GFA / MAF / FASTA outputs need --sequence-files (FASTA or AGC archive) or --sequence-list. See GFA engines for engine selection and partitioned builds. With -b and graph-like outputs (gfa, vcf, or gbwt), -O is treated as an output directory and each BED row is written separately using the BED column 4 name as the file stem.

graph — build a pangenome graph from FASTA

Runs alignment + seqwish + (optional) smoothing, no pre-computed alignment needed.

# Default pipeline: pggb (align → seqwish → smooth → gfaffix)
impg graph --sequence-files genomes.fa -g output.gfa -t 16

# Partitioned mode for large inputs (aligns once, then builds per-window)
impg graph --sequence-files genomes.fa -g output.gfa --gfa-engine pggb:10000

# Reuse an existing PAF instead of aligning
impg graph --sequence-files genomes.fa -g output.gfa --paf-file aln.paf

# Batch alignment to cap per-batch RAM (wfmash) or disk (FastGA)
impg graph --sequence-files genomes.fa -g output.gfa --batch-bytes 2G

query -o gfa and graph share the same engine code and flags — the only difference is where the sequences come from (IMPG index + sequence files for query; FASTAs directly for graph).

partition — split the cohort into windowed loci

# 1Mb windows, single BED output
impg partition -a aln.paf -w 1000000 -d 100000

# One FASTA per partition (for downstream pipelines)
impg partition -a aln.1aln -w 1000000 -d 100000 -o fasta --sequence-files *.fa \
               --separate-files --output-folder partitions/

# Selection strategies pick the next starting sequence
impg partition -a aln.paf -w 1000000 -d 100000 --selection-mode longest     # default
impg partition -a aln.paf -w 1000000 -d 100000 --selection-mode sample      # PanSN sample
impg partition -a aln.paf -w 1000000 -d 100000 --selection-mode haplotype   # PanSN haplotype

# Start from a fixed list of sequences
impg partition -a aln.paf -w 1000000 -d 100000 --starting-sequences-file seqs.txt

# GFA output per partition; engines: pggb | seqwish | poa
impg partition -a aln.paf -w 1000000 -d 100000 -o gfa --gfa-engine pggb \
               --sequence-files *.fa --separate-files --output-folder gfas/

# Fully partitioned pipeline: build → lace → one gfaffix pass
impg partition -a aln.paf -w 100000 -d 100000 -o gfa --gfa-engine pggb:10000 \
               --sequence-files *.fa --output-folder results/

refine — tighten a locus to maximize sample support

Explores asymmetric left/right expansions around each range, picking the smallest window that keeps the most sequences, samples, or haplotypes fully spanning it. Useful for anchoring loci outside structural variants.

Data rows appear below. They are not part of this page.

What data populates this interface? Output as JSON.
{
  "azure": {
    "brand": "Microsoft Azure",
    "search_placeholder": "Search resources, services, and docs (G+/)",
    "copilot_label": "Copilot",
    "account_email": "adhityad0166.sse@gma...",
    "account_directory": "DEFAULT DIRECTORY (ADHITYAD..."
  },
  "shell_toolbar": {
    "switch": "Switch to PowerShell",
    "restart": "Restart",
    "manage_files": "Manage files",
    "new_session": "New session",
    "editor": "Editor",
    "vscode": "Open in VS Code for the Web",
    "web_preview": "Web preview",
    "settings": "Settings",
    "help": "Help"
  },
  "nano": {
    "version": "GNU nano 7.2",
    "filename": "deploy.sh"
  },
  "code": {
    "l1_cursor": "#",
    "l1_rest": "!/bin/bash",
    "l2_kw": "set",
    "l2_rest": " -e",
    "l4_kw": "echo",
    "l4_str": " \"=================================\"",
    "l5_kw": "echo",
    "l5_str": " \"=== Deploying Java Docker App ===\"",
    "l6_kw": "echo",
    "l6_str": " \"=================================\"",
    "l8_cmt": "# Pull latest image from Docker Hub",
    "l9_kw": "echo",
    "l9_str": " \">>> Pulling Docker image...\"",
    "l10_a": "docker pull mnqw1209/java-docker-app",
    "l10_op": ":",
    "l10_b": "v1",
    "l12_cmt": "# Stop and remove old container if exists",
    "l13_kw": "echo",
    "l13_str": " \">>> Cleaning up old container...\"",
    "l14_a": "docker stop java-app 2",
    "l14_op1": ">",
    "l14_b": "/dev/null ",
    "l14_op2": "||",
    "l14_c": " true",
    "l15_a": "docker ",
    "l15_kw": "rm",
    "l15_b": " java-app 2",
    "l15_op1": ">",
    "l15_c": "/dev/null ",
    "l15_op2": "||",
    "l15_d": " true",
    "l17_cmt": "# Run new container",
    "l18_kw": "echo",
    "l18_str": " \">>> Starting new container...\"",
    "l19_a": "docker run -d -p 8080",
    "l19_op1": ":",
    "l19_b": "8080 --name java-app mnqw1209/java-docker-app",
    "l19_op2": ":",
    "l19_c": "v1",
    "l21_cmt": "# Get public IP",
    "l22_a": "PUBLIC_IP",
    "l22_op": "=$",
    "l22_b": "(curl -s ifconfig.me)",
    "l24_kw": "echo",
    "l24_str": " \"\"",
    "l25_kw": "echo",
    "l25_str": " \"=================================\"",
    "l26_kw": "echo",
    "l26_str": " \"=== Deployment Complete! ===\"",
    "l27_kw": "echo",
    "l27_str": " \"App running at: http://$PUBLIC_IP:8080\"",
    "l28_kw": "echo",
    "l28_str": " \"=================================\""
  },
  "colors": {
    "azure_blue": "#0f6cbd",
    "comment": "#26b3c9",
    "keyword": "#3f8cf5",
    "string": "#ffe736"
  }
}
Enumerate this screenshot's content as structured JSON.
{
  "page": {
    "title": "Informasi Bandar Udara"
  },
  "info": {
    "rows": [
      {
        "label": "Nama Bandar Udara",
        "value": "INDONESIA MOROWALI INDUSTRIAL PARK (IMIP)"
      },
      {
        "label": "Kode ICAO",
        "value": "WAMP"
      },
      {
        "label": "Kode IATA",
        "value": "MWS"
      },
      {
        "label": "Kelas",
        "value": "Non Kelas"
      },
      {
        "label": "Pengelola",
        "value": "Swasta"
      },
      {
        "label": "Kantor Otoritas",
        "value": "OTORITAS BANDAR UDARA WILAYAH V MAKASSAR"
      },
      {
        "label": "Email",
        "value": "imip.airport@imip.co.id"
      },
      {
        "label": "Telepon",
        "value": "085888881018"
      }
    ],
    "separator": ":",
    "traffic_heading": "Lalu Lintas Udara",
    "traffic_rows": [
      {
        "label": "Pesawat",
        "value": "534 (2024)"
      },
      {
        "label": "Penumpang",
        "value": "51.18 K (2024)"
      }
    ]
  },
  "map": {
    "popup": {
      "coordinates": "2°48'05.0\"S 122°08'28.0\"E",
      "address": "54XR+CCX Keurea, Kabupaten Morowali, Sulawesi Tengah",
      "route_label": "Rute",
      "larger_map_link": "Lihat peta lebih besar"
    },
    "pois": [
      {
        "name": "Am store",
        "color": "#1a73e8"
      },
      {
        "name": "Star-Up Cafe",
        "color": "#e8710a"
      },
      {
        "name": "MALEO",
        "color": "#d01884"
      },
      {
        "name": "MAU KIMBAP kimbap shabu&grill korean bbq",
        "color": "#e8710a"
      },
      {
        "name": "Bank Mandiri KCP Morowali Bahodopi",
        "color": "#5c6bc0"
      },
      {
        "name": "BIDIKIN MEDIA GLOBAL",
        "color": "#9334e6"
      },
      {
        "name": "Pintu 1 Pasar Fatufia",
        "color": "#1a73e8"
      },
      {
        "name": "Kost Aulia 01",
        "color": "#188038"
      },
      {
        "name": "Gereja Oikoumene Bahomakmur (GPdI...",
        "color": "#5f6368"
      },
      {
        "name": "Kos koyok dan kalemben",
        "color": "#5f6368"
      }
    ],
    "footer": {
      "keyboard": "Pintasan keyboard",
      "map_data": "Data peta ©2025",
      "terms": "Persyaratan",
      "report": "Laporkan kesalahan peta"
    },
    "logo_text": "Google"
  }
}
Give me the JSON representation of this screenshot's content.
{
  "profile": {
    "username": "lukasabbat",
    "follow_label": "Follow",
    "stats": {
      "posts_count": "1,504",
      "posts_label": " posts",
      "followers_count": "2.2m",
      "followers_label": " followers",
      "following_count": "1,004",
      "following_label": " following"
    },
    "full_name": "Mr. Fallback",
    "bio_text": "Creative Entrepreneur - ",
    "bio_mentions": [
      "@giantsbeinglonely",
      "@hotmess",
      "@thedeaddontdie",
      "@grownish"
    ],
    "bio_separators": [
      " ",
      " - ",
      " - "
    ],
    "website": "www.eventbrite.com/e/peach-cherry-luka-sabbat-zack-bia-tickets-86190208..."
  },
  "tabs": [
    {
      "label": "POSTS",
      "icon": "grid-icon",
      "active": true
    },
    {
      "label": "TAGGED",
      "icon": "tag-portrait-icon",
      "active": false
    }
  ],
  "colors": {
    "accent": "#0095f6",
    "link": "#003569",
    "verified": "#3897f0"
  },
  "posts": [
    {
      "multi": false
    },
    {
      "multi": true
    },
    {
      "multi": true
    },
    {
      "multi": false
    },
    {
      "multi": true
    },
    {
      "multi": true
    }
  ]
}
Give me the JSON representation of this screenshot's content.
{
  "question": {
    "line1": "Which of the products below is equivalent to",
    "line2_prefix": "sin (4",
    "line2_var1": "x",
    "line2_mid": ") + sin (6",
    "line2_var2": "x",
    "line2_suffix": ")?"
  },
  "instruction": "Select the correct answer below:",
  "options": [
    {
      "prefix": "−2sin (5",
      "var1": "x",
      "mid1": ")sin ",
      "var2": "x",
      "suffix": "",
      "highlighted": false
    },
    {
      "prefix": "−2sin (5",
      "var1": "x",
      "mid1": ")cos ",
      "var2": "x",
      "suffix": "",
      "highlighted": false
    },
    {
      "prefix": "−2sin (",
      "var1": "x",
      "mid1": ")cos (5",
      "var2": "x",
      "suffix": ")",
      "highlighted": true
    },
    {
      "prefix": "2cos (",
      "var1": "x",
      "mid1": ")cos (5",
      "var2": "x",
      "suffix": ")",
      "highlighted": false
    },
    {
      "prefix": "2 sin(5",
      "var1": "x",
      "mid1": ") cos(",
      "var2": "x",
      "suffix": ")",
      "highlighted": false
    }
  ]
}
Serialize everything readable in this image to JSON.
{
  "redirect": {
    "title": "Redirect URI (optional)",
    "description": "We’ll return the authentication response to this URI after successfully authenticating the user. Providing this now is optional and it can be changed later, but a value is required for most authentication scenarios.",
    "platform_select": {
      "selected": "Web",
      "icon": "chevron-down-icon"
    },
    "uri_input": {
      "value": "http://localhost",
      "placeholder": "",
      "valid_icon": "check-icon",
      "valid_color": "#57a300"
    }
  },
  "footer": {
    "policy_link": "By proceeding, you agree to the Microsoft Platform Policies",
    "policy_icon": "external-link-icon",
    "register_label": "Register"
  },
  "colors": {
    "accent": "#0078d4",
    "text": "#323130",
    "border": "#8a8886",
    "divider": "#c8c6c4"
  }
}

impg refine -a aln.paf -r chr1:1000-2000
impg refine -a aln.paf -b loci.bed --span-bp 2000 -d 200000

# Maximize PanSN samples / haplotypes instead of raw sequence count
impg refine -a aln.paf -r chr1:1000-2000 --pansn-mode sample
impg refine -a aln.paf -r chr1:1000-2000 --pansn-mode haplotype

# Cap expansion distance
impg refine -a aln.paf -r chr1:1000-2000 --max-extension 0.90    # 90% of locus
impg refine -a aln.paf -r chr1:1000-2000 --max-extension 50000   # 50kb absolute

# Emit the spanning-entity list alongside the refined BED
impg refine -a aln.paf -r chr1:1000-2000 --support-output support.bed

similarity — pairwise similarity / distance within a region

impg similarity -a aln.paf -r chr1:1000-2000 --sequence-files *.fa
impg similarity -a aln.1aln -b regions.bed --sequence-files *.fa --distances

# Group by PanSN prefix
impg similarity -a aln.paf -r chr1:1000-2000 --sequence-files *.fa \
                --delim '#' --delim-pos 2     # sample#haplotype

# PCA / MDS on the distance matrix
impg similarity -a aln.paf -r chr1:1000-2000 --sequence-files *.fa \
                --pca --pca-components 3 --pca-measure cosine

lace — combine many per-window graphs into one

# GFAs (auto-detected)
impg lace -f gfa1.gfa gfa2.gfa gfa3.gfa -o combined.gfa

# From a list file, fill inter-window gaps with sequence
impg lace -l gfa_list.txt -o combined.gfa --fill-gaps 1 --sequence-files ref.fa

# VCFs
impg lace -f *.vcf -o combined.vcf --reference ref.fa

Path names must follow NAME:START-END (e.g. HG002#1#chr20:1000-2000); the coordinates drive reassembly. NAME may contain : — the last : is the separator.

Recommended post-processing:

gfaffix combined.gfa -o combined.fix.gfa &> /dev/null
odgi unchop -i combined.fix.gfa -o - -t 16 | \
  odgi sort  -i -              -o - -p gYs -t 16 | \
  odgi view  -i -              -g > combined.final.gfa

index — build a reusable IMPG index

# Single combined index
impg index -a aln.paf -i aln.impg

# Mixed PAF + 1ALN + TPA
impg index -a f1.paf f2.1aln f3.tpa -i all.impg

# Per-file index (faster incremental rebuilds for large cohorts)
impg index --alignment-list files.txt --index-mode per-file

--index-mode auto (default) picks per-file when ≥ 100 files are listed, single otherwise. impg warns when the index is older than its input alignments; -f/--force-reindex rebuilds.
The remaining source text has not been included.